The Antiquities police in co-operation with the Armed Forces tracked them and set them a trap[,] with the help of a foreigner who works at the American Embassy in Cairo conv[inc]ing the criminals that he will buy the objects for 50 million dollars[,] when the police and military police arrested them by Simon Bolivar square (near the American Embassy and American Research Centre in Egypt-ARCE) with 12 of the stolen objects in [their] possession.

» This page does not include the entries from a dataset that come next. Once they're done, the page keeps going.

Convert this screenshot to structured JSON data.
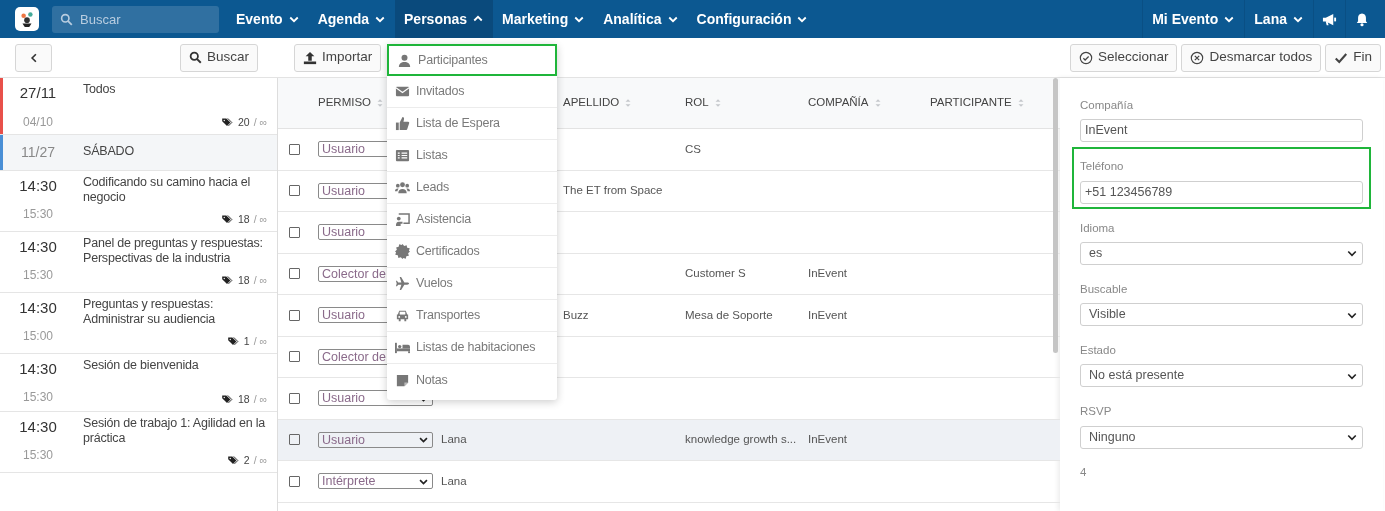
{
  "nav": {
    "search_placeholder": "Buscar",
    "menus": [
      {
        "label": "Evento",
        "expanded": false
      },
      {
        "label": "Agenda",
        "expanded": false
      },
      {
        "label": "Personas",
        "expanded": true
      },
      {
        "label": "Marketing",
        "expanded": false
      },
      {
        "label": "Analítica",
        "expanded": false
      },
      {
        "label": "Configuración",
        "expanded": false
      }
    ],
    "right_menus": [
      {
        "label": "Mi Evento"
      },
      {
        "label": "Lana"
      }
    ]
  },
  "toolbar": {
    "search_button": "Buscar",
    "import_button": "Importar",
    "actions": [
      "Seleccionar",
      "Desmarcar todos",
      "Fin"
    ]
  },
  "sessions": [
    {
      "kind": "day",
      "start": "27/11",
      "end": "04/10",
      "title": "Todos",
      "tag_count": "20",
      "tag_limit": "/ ∞",
      "color": "#e8504a"
    },
    {
      "kind": "header",
      "start": "11/27",
      "title": "SÁBADO",
      "color": "#4a8fd6"
    },
    {
      "kind": "session",
      "start": "14:30",
      "end": "15:30",
      "title": "Codificando su camino hacia el negocio",
      "tag_count": "18",
      "tag_limit": "/ ∞"
    },
    {
      "kind": "session",
      "start": "14:30",
      "end": "15:30",
      "title": "Panel de preguntas y respuestas: Perspectivas de la industria",
      "tag_count": "18",
      "tag_limit": "/ ∞"
    },
    {
      "kind": "session",
      "start": "14:30",
      "end": "15:00",
      "title": "Preguntas y respuestas: Administrar su audiencia",
      "tag_count": "1",
      "tag_limit": "/ ∞"
    },
    {
      "kind": "session",
      "start": "14:30",
      "end": "15:30",
      "title": "Sesión de bienvenida",
      "tag_count": "18",
      "tag_limit": "/ ∞"
    },
    {
      "kind": "session",
      "start": "14:30",
      "end": "15:30",
      "title": "Sesión de trabajo 1: Agilidad en la práctica",
      "tag_count": "2",
      "tag_limit": "/ ∞"
    }
  ],
  "table": {
    "columns": [
      {
        "label": "PERMISO"
      },
      {
        "label": "APELLIDO"
      },
      {
        "label": "ROL"
      },
      {
        "label": "COMPAÑÍA"
      },
      {
        "label": "PARTICIPANTE"
      }
    ],
    "rows": [
      {
        "checked": false,
        "selected": false,
        "permission": "Usuario",
        "role": "CS"
      },
      {
        "checked": false,
        "selected": false,
        "permission": "Usuario",
        "last_name": "The ET from Space"
      },
      {
        "checked": false,
        "selected": false,
        "permission": "Usuario"
      },
      {
        "checked": false,
        "selected": false,
        "permission": "Colector de",
        "role": "Customer S",
        "company": "InEvent"
      },
      {
        "checked": false,
        "selected": false,
        "permission": "Usuario",
        "last_name": "Buzz",
        "role": "Mesa de Soporte",
        "company": "InEvent"
      },
      {
        "checked": false,
        "selected": false,
        "permission": "Colector de"
      },
      {
        "checked": false,
        "selected": false,
        "permission": "Usuario"
      },
      {
        "checked": false,
        "selected": true,
        "permission": "Usuario",
        "column_3": "Lana",
        "role": "knowledge growth s...",
        "company": "InEvent"
      },
      {
        "checked": false,
        "selected": false,
        "permission": "Intérprete",
        "column_3": "Lana"
      }
    ]
  },
  "people_menu": [
    {
      "label": "Participantes",
      "selected": true
    },
    {
      "label": "Invitados",
      "selected": false
    },
    {
      "label": "Lista de Espera",
      "selected": false
    },
    {
      "label": "Listas",
      "selected": false
    },
    {
      "label": "Leads",
      "selected": false
    },
    {
      "label": "Asistencia",
      "selected": false
    },
    {
      "label": "Certificados",
      "selected": false
    },
    {
      "label": "Vuelos",
      "selected": false
    },
    {
      "label": "Transportes",
      "selected": false
    },
    {
      "label": "Listas de habitaciones",
      "selected": false
    },
    {
      "label": "Notas",
      "selected": false
    }
  ],
  "detail": {
    "fields": [
      {
        "kind": "input",
        "label": "Compañía",
        "value": "InEvent",
        "highlighted": false
      },
      {
        "kind": "input",
        "label": "Teléfono",
        "value": "+51 123456789",
        "highlighted": true
      },
      {
        "kind": "select",
        "label": "Idioma",
        "value": "es",
        "highlighted": false
      },
      {
        "kind": "select",
        "label": "Buscable",
        "value": "Visible",
        "highlighted": false
      },
      {
        "kind": "select",
        "label": "Estado",
        "value": "No está presente",
        "highlighted": false
      },
      {
        "kind": "select",
        "label": "RSVP",
        "value": "Ninguno",
        "highlighted": false
      }
    ],
    "next_label": "4"
  }
}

From Talking Pyramids: All of the artefacts appear to be some of those listed in the official report that came out yesterday.

The items are:

* 5 bronze statues
* 1 limestone statue
* 1 statue of undetermined material
* 1 gold necklace
* 4 necklaces of faience and coloured glass

While valuable, no doubt, certainly there is no justification for anyone to think that you could get anything remotely like 50 million dollars for those 12 items. Even a hundredth of that would be a highly exaggerated sum. Also do we really believe these guys were so unsophisticated as to send out "videos and pictures of the objects to mobile phones of others trying to find a buyer" in a country where it was well known the government (granted a previous government) was in fact keeping close tabs on their citizens' use of the internet and mobile phones? That really seems to be asking for trouble. (UPDATE: I suspect though that there is a little more to this story that we are not being told, will the seized three plus one men be given a public trial? Let's see).